Özetlemek gerekirse Çin, dünyada tek bir Çin devleti olduğunu ve Tayvan topraklarının ayrı bir ülke olarak kabul edilemeyeceğini söylüyor.
1997 yılından itibaren ilk kez bir ABD temsilcisinin Tayvan’a ayak basması, Tayvan’ı ülke olarak tanıdıkları ve kabul ettikleri anlamına geliyor.
ABD’nin küresel anlamda rakibi kabul edilen Çin için bu hareket büyük bir tehdit olarak görülüyor.
Belki bu krizden iki tarafta farklı kazançlar elde edebilir. Bu askeri tatbikat belki Çin iç politikasında bir gövde gösterisi olarak propaganda değeri taşıyabilir. Belki bu sayede Çin Devlet Başkanı ŞiCinping, Ekim ayında yapılması muhtemel Komünist Parti Kongresinde devrilmekten kurtulur. Ama Pelosi’nin, Tayvan ziyaretiyle ABD’nin Çin’e göstere göstere bir gol attığı da görülüyor. ABD, Çin’in sınırları ne kadar zorlamaya hazır olduğunu sınadı. Buradan anlayacağımız “hem üzüm yenildi, hem bağcı dövüldü”.

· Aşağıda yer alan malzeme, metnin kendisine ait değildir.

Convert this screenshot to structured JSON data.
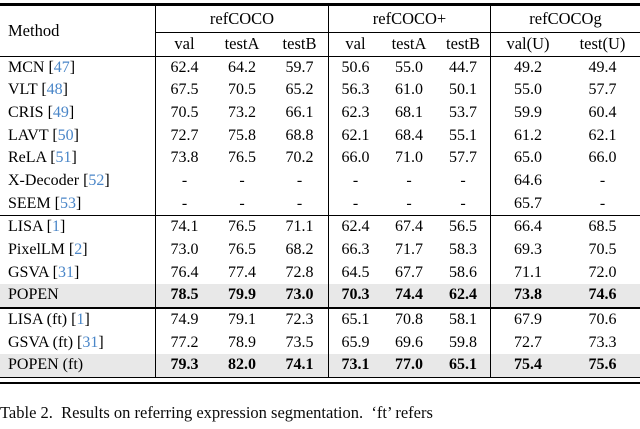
{
  "table": {
    "method_header": "Method",
    "groups": [
      {
        "label": "refCOCO",
        "cols": [
          "val",
          "testA",
          "testB"
        ]
      },
      {
        "label": "refCOCO+",
        "cols": [
          "val",
          "testA",
          "testB"
        ]
      },
      {
        "label": "refCOCOg",
        "cols": [
          "val(U)",
          "test(U)"
        ]
      }
    ],
    "sections": [
      {
        "rows": [
          {
            "name": "MCN ",
            "bo": "[",
            "cite": "47",
            "bc": "]",
            "v": [
              "62.4",
              "64.2",
              "59.7",
              "50.6",
              "55.0",
              "44.7",
              "49.2",
              "49.4"
            ]
          },
          {
            "name": "VLT ",
            "bo": "[",
            "cite": "48",
            "bc": "]",
            "v": [
              "67.5",
              "70.5",
              "65.2",
              "56.3",
              "61.0",
              "50.1",
              "55.0",
              "57.7"
            ]
          },
          {
            "name": "CRIS ",
            "bo": "[",
            "cite": "49",
            "bc": "]",
            "v": [
              "70.5",
              "73.2",
              "66.1",
              "62.3",
              "68.1",
              "53.7",
              "59.9",
              "60.4"
            ]
          },
          {
            "name": "LAVT ",
            "bo": "[",
            "cite": "50",
            "bc": "]",
            "v": [
              "72.7",
              "75.8",
              "68.8",
              "62.1",
              "68.4",
              "55.1",
              "61.2",
              "62.1"
            ]
          },
          {
            "name": "ReLA ",
            "bo": "[",
            "cite": "51",
            "bc": "]",
            "v": [
              "73.8",
              "76.5",
              "70.2",
              "66.0",
              "71.0",
              "57.7",
              "65.0",
              "66.0"
            ]
          },
          {
            "name": "X-Decoder ",
            "bo": "[",
            "cite": "52",
            "bc": "]",
            "v": [
              "-",
              "-",
              "-",
              "-",
              "-",
              "-",
              "64.6",
              "-"
            ]
          },
          {
            "name": "SEEM ",
            "bo": "[",
            "cite": "53",
            "bc": "]",
            "v": [
              "-",
              "-",
              "-",
              "-",
              "-",
              "-",
              "65.7",
              "-"
            ]
          }
        ]
      },
      {
        "rows": [
          {
            "name": "LISA ",
            "bo": "[",
            "cite": "1",
            "bc": "]",
            "v": [
              "74.1",
              "76.5",
              "71.1",
              "62.4",
              "67.4",
              "56.5",
              "66.4",
              "68.5"
            ]
          },
          {
            "name": "PixelLM ",
            "bo": "[",
            "cite": "2",
            "bc": "]",
            "v": [
              "73.0",
              "76.5",
              "68.2",
              "66.3",
              "71.7",
              "58.3",
              "69.3",
              "70.5"
            ]
          },
          {
            "name": "GSVA ",
            "bo": "[",
            "cite": "31",
            "bc": "]",
            "v": [
              "76.4",
              "77.4",
              "72.8",
              "64.5",
              "67.7",
              "58.6",
              "71.1",
              "72.0"
            ]
          },
          {
            "name": "POPEN",
            "v": [
              "78.5",
              "79.9",
              "73.0",
              "70.3",
              "74.4",
              "62.4",
              "73.8",
              "74.6"
            ],
            "highlight": true
          }
        ]
      },
      {
        "rows": [
          {
            "name": "LISA (ft) ",
            "bo": "[",
            "cite": "1",
            "bc": "]",
            "v": [
              "74.9",
              "79.1",
              "72.3",
              "65.1",
              "70.8",
              "58.1",
              "67.9",
              "70.6"
            ]
          },
          {
            "name": "GSVA (ft) ",
            "bo": "[",
            "cite": "31",
            "bc": "]",
            "v": [
              "77.2",
              "78.9",
              "73.5",
              "65.9",
              "69.6",
              "59.8",
              "72.7",
              "73.3"
            ]
          },
          {
            "name": "POPEN (ft)",
            "v": [
              "79.3",
              "82.0",
              "74.1",
              "73.1",
              "77.0",
              "65.1",
              "75.4",
              "75.6"
            ],
            "highlight": true
          }
        ]
      }
    ]
  },
  "caption": "Table 2.  Results on referring expression segmentation.  ‘ft’ refers",
  "colors": {
    "citation_blue": "#4a86c8",
    "highlight_row": "#e8e8e8",
    "rule_black": "#000000"
  }
}
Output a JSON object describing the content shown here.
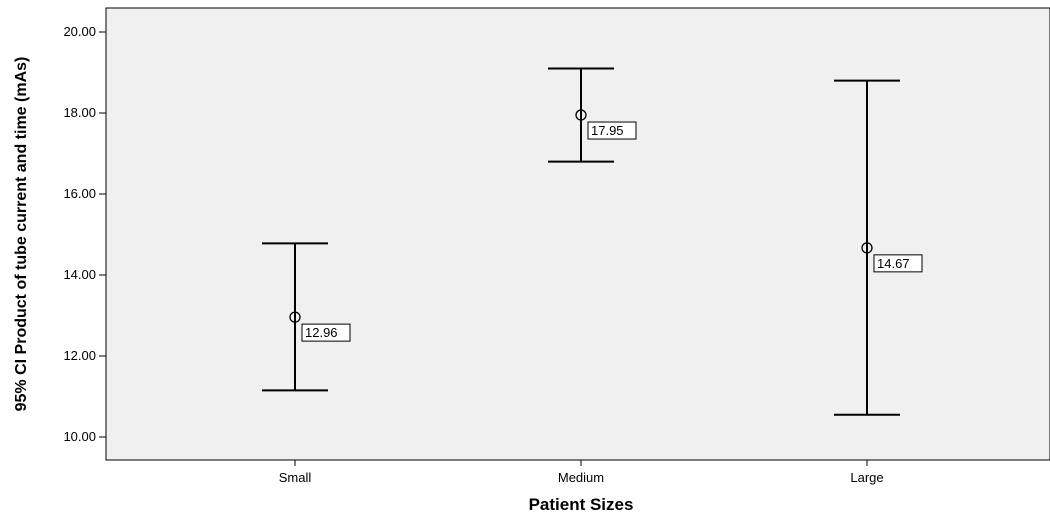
{
  "chart_data": {
    "type": "errorbar",
    "categories": [
      "Small",
      "Medium",
      "Large"
    ],
    "means": [
      12.96,
      17.95,
      14.67
    ],
    "ci_low": [
      11.15,
      16.8,
      10.55
    ],
    "ci_high": [
      14.78,
      19.1,
      18.8
    ],
    "mean_labels": [
      "12.96",
      "17.95",
      "14.67"
    ],
    "xlabel": "Patient Sizes",
    "ylabel": "95% CI Product of tube current and time (mAs)",
    "ylim": [
      9.5,
      20.5
    ],
    "yticks": [
      10,
      12,
      14,
      16,
      18,
      20
    ],
    "ytick_labels": [
      "10.00",
      "12.00",
      "14.00",
      "16.00",
      "18.00",
      "20.00"
    ],
    "grid": false,
    "plot_background": "#f0f0f0",
    "line_color": "#000000"
  }
}
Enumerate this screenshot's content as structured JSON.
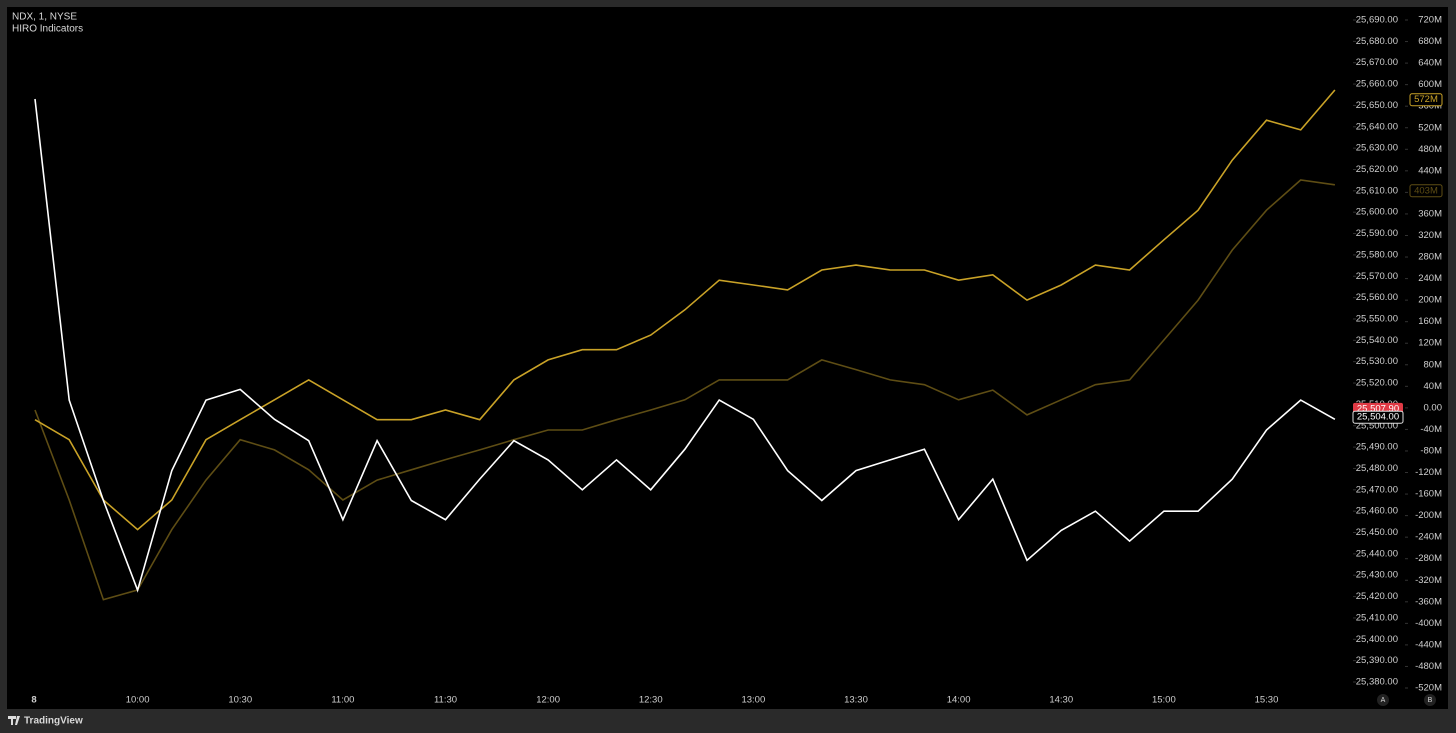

Önümüzdeki günlerde ABD'nin bu krizden nasıl bir sonuç çıkarıp bölgeyi nasıl karıştıracağını göreceğiz. Artık soğuk savaşların bittiği, yerini ekonomik savaş ve yaptırımların başlayacağı döneme giriyoruz. Dünya resmen barut fıçısı durumunda. Orta doğu, Doğu Avrupa ve şimdi de pasifik bölgesi...
Allah bizi bu süper ve şer güçlerden korusun.